23L’exemple le plus emblématique de cette patrimonialisation est sans doute celui du festival annuel des éléphants, organisé depuis 2007 dans la Province de Sayabouli. Dans cette même Province, en 2011, s’est ouvert l’Elephant Conservation Center (ECC). Ce complexe a la particularité de rassembler en un même lieu un programme de reproduction de l’espèce, une clinique vétérinaire, un parc pour visiteurs (principalement des touristes étrangers), un musée consacré aux éléphants et une école de formation pour cornacs. Plus récemment, durant l’enquête, une caravane composée de vingt éléphants (caravan xang) a traversé le nord du pays pendant 45 jours entre les mois de novembre et de décembre 2015, dans le but de sensibiliser les populations locales et la communauté internationale à la nécessité de sauver les derniers éléphants du pays11. Cette caravane a terminé sa route dans la ville de Luang Prabang où elle était directement associée avec les célébrations pour le 20e anniversaire de l’inscription de la ville en tant que patrimoine mondial de l’UNESCO.

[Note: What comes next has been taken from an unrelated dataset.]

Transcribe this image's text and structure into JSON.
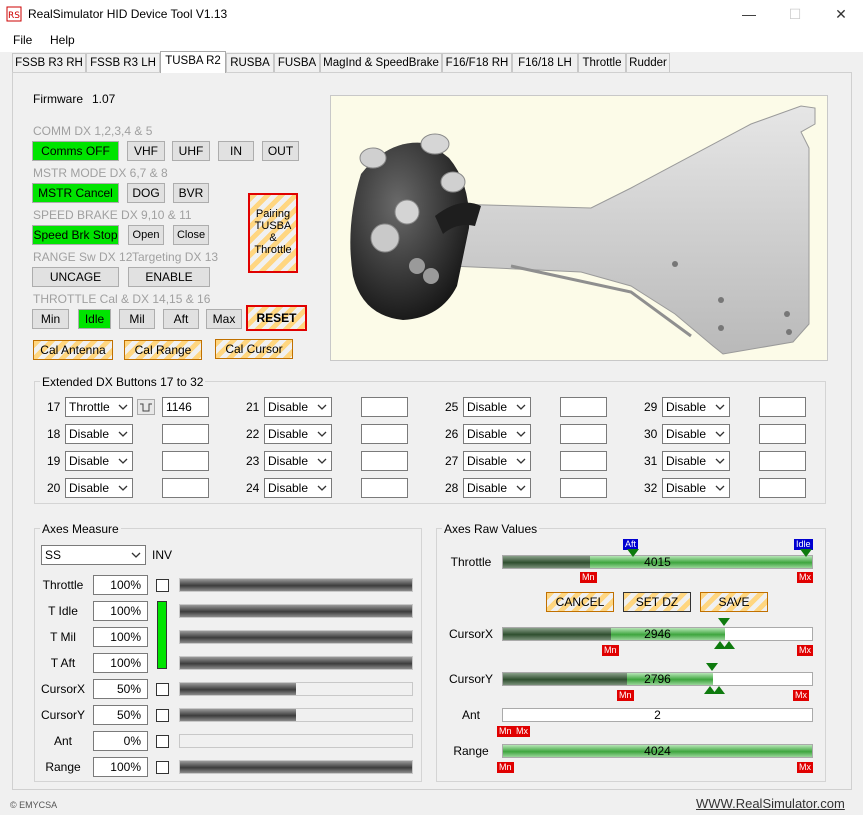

24Seulement, le processus de patrimonialisation de l’animal et les activités associées mentionnées plus haut (parcs ou festivals dédiés, etc.) augmentent les interactions avec les humains, touristes ou visiteurs de camps. Dans ces conditions, une épidémie de tuberculose serait catastrophique. Or il se trouve que, comparé aux douze autres pays d’Asie abritant des éléphants, le Laos présente deux particularités qui accroissent les risques liés au potentiel zoonotique de la maladie : plus de la moitié des pachydermes vivent avec les hommes, soit environ 470 éléphants, et les actions de conservation des animaux posent problème. Ce problème, le voici : la population des éléphants de village (xang ban) joue un rôle clé pour la survie de l’espèce dans le pays. Depuis 2010, un programme incitatif de reproduction appelé Baby bonus vise à encourager les propriétaires d’éléphants femelles à les laisser parfois au repos plutôt que de les faire travailler (Labatut & Suter, 2010), pour qu’elles puissent aller librement dans la forêt s’accoupler avec des éléphants sauvages. Dans ces conditions, les interactions entre animaux sauvages et domestiques se multiplient avec le risque d’aggraver la propagation de la tuberculose chez les éléphants sauvages.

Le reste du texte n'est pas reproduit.